Cloud(icando)

O frio vai surgindo, deixa-se cair como um lençol invisível pelas costas... Arrepio-me... Por momentos penso que é já de manhã, sacudindo o sono debaixo da chuveirada fria (haverá melhor forma de começar o dia?)... 
Os dias têm adormecido cansados, pudera, vou deixando-os ao abandono, desterrados, para me entreter sentado no topo de um qualquer monte (hoje, Gerês), fechando as mãos e soprando para elas, para depois as abrir e moldar umas quantas nuvens. Fazem-me cócegas nas palmas das mãos, rodopiam por momentos, com os olhitos entreabertos a mirarem-me sem saberem muito bem o que fazer. Acrescento-lhes um pouco de azul que deixo cair dos olhos, moldo-as um pouco mais, ergo as mãos para um ponto cardeal a gosto (ultimamente tenho-me virado a Norte) e sopro as nuvens, que vão subindo e crescendo rapidamente, sorrindo quando o vento as leva para lá de onde eu consigo alcançar, aumentando quando alguns cristais de aglomeram para as verem passar e, desprevenidos, se deixam apanhar neste algodão doce gigante. 

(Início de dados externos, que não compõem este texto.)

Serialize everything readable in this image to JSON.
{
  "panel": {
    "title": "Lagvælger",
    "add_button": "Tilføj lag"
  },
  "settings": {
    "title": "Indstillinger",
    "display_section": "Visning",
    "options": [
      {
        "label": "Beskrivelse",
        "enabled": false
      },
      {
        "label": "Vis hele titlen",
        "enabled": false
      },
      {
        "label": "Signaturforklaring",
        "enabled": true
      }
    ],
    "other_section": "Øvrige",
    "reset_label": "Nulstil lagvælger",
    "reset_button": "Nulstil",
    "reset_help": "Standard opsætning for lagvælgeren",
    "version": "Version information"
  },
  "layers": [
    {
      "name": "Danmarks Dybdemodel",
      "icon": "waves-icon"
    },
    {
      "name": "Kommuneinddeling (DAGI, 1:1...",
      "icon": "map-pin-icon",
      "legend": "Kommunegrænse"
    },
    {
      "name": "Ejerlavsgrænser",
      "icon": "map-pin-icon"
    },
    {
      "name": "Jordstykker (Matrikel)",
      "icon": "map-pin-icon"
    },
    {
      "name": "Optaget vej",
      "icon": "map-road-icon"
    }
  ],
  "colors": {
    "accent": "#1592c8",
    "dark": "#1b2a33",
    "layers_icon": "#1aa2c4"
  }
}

Quantas nuvens terei eu já feito? 
E para quê? 
Mas, confesso ainda sem saber, vou fazendo-as, todos os dias, de diferentes tamanhos, sem qualquer molde, que fazedor de nuvens há-de ser criativo o suficiente para deixar que as nuvens moldem a mão, para que um dia elas, estejam lá onde estiverem, se lembrem de mim e me venham rodear quando estiver sentado algures, moldarem-me para que eu, de olhos entreabertos, confuso, acorde de novo, num outro monte, num outro ermo, moldado a nuvens, vento, sonhos e olhares.